How to Check a Credit Score for Someone Under 18
Navigate the unique landscape of credit for individuals under 18, focusing on identity protection and future financial health.
Navigate the unique landscape of credit for individuals under 18, focusing on identity protection and future financial health.
A credit score serves as a numerical representation of an individual’s creditworthiness. This three-digit number, typically ranging from 300 to 850, helps lenders assess the risk of extending credit. A higher score generally indicates a stronger financial standing. For adults, credit scores are important for accessing loans, securing housing, and even obtaining certain types of employment or insurance.
Minors, individuals under 18, generally do not possess credit scores. This is primarily due to legal frameworks surrounding contracts; minors cannot enter into legally binding agreements that form the basis of most credit accounts. Without the ability to legally obligate themselves to repay debt, minors cannot independently open credit cards, loans, or other financial products that generate a credit history.

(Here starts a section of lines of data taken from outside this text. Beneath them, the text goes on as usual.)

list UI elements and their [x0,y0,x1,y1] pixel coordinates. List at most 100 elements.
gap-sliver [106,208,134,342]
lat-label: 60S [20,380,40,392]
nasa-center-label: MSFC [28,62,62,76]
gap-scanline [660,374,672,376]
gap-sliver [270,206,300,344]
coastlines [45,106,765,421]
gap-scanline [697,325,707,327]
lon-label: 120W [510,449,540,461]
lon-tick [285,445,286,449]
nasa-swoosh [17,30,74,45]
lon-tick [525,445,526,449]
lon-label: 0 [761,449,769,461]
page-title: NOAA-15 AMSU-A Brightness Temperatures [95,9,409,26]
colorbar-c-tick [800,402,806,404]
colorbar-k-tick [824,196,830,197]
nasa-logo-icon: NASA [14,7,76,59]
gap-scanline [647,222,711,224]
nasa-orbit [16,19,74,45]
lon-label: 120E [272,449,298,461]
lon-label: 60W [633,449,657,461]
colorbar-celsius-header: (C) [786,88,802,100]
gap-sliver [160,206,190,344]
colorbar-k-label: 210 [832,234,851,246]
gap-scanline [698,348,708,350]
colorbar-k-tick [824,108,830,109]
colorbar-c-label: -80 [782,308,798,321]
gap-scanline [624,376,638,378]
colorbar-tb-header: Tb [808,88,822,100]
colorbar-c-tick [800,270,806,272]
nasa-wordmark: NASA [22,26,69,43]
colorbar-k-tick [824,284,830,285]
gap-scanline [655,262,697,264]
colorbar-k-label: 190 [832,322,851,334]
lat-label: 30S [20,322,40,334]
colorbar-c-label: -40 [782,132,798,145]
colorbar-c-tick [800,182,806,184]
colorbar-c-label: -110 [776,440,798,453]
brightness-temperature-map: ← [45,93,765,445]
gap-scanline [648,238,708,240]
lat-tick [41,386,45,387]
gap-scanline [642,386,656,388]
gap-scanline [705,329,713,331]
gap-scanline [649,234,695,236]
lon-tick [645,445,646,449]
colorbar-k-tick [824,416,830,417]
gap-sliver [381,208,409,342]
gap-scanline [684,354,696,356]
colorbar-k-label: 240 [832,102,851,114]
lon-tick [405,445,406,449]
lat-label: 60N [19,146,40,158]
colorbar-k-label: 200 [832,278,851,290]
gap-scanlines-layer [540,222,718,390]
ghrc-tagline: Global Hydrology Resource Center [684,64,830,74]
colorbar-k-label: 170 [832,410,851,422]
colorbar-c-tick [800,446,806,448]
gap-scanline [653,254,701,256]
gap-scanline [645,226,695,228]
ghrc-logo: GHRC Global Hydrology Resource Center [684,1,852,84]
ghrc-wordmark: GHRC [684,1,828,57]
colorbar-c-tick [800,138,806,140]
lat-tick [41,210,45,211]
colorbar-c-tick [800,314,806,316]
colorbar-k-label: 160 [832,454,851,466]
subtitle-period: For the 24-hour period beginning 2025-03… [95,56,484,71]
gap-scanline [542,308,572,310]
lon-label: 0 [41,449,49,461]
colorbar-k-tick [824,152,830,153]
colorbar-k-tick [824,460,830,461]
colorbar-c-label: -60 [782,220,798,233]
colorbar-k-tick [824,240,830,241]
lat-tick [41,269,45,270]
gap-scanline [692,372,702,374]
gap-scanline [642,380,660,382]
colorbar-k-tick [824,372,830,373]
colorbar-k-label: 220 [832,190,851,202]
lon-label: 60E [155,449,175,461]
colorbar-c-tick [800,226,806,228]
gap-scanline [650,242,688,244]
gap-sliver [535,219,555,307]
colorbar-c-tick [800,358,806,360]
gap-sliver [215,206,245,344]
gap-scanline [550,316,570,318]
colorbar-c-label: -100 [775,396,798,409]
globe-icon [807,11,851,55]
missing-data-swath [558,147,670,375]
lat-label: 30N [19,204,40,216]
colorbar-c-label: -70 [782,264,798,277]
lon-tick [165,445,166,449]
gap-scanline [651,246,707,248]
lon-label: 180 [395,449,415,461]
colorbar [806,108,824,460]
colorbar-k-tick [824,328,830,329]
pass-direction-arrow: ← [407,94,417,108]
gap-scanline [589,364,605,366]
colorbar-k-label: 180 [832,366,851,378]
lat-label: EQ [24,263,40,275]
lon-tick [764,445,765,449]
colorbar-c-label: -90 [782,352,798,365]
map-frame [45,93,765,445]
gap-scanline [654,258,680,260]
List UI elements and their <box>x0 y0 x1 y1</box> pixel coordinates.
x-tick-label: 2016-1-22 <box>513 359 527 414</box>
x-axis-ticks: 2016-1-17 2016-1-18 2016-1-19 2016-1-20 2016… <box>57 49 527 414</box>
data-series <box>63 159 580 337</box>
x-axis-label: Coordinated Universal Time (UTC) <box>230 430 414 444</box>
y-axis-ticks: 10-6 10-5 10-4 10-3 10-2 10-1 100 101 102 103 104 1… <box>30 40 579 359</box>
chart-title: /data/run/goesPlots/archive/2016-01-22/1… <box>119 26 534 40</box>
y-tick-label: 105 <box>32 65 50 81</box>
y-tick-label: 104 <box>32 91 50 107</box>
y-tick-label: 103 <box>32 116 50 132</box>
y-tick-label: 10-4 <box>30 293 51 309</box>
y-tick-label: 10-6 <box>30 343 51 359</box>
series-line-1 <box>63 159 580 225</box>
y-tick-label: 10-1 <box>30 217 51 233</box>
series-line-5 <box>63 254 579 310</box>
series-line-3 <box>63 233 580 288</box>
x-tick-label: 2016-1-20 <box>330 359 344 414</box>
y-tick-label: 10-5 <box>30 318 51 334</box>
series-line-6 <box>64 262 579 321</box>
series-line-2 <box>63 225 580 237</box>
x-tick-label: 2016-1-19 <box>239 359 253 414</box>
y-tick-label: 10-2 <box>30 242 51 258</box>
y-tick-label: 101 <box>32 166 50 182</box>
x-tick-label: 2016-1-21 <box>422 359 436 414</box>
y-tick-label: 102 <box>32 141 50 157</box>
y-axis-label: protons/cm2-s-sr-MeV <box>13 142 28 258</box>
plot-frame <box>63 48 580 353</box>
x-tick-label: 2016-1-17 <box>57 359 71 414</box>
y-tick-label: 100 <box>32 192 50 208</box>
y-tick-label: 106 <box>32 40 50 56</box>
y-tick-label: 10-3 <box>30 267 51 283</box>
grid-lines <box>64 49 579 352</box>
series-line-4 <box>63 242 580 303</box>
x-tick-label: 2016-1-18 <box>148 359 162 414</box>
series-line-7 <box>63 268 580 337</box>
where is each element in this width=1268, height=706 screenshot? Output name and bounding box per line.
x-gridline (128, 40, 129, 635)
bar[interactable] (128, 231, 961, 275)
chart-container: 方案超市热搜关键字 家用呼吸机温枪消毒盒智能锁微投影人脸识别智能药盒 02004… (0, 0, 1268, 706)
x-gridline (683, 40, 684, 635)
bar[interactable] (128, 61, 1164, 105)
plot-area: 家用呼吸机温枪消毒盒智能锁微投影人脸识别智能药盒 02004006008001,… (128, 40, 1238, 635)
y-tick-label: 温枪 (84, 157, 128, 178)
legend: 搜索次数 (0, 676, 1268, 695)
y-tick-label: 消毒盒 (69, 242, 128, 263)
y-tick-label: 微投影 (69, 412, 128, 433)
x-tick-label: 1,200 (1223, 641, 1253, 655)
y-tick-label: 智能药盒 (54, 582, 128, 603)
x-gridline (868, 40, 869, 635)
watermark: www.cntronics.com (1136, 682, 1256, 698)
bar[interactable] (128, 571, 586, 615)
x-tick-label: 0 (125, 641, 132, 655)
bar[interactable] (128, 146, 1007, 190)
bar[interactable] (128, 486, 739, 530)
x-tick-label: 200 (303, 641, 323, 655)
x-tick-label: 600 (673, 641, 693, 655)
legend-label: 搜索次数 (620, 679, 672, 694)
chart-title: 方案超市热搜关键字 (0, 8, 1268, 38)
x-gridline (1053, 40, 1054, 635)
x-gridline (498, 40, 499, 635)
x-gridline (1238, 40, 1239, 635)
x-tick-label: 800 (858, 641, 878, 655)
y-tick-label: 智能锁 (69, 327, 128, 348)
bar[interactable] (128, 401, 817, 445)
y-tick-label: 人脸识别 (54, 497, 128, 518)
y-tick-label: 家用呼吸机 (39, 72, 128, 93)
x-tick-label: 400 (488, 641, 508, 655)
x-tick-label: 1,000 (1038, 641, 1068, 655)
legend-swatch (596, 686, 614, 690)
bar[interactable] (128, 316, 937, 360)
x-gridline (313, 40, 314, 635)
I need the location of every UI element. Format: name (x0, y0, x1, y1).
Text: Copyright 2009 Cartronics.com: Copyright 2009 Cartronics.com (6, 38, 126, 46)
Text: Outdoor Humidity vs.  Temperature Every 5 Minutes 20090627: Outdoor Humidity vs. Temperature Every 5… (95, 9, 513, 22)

The absence of a credit score for someone under 18 is normal and not a cause for concern. A credit score is derived from a credit file, which details an individual’s credit activities. Since minors typically do not engage in credit-generating activities in their own name, there is no data for credit bureaus to compile into a report or calculate a score. This distinction between a credit score and a credit file is important, as even a credit file is rare for minors.
Despite the general rule, a minor might possess a credit file, though rarely a calculated credit score. One instance is when a minor is added as an authorized user on a parent’s credit card. In this scenario, the parent’s credit activity, including payment history and account age, may be reported to credit bureaus under the minor’s name. This can help establish a credit history for the minor, assuming the primary account holder manages the account responsibly. However, not all credit card issuers report authorized user activity for minors, or they may only do so once the minor reaches age 18.
Identity theft is a common reason for a minor to have a credit file. Fraudsters may use a minor’s Social Security number to open accounts, apply for credit, or even secure employment. Signs of potential identity theft can include the minor receiving unexpected mail from creditors, pre-approved credit card offers, or even collection calls for debts they did not incur. In cases of suspected identity theft, parents or legal guardians can request a credit report for their minor child from each of the three major credit bureaus—Equifax, Experian, and TransUnion—to investigate fraudulent activity. This process is distinct from checking an adult’s credit score, as its purpose is solely to identify and address unauthorized accounts.
Parents and guardians can protect a minor’s financial identity and guard against identity theft. One effective step is to place a credit freeze on the minor’s Social Security number with Equifax, Experian, and TransUnion. A credit freeze restricts access to the minor’s credit file, preventing new accounts from being opened in their name without consent.
To initiate a credit freeze for a minor, parents typically send a written request with specific documentation to each credit bureau. Required documents include copies of the parent’s government-issued identification, proof of the minor’s identity (such as a birth certificate and Social Security card), and evidence of the parental or guardianship relationship. Even if a minor does not currently have a credit file, requesting a freeze often prompts the creation of a file that is immediately frozen, adding a layer of protection. Regularly reviewing financial statements for any accounts linked to the minor and securely storing sensitive documents like Social Security cards and birth certificates are additional safeguards. Educating children about financial responsibility and protecting personal information also prepares them for future financial independence.
Upon reaching 18, individuals gain the legal capacity to enter into contracts, enabling them to establish their own credit history. Common methods for young adults to build credit include applying for student credit cards or secured credit cards. Student credit cards are tailored for limited credit history, while secured cards require a cash deposit that acts as the credit limit, mitigating risk for lenders. Consistently making on-time payments and keeping credit utilization low on these accounts are important practices for developing a positive credit profile.
Once an individual is 18 or older, they have various avenues to check their credit reports and scores. By law, individuals are entitled to one free copy of their credit report every 12 months from Equifax, Experian, and TransUnion, accessible through AnnualCreditReport.com. Many credit card companies and financial institutions also provide free access to credit scores, often updated monthly, allowing individuals to monitor progress. Regularly reviewing these reports helps ensure accuracy and provides insight into one’s financial standing.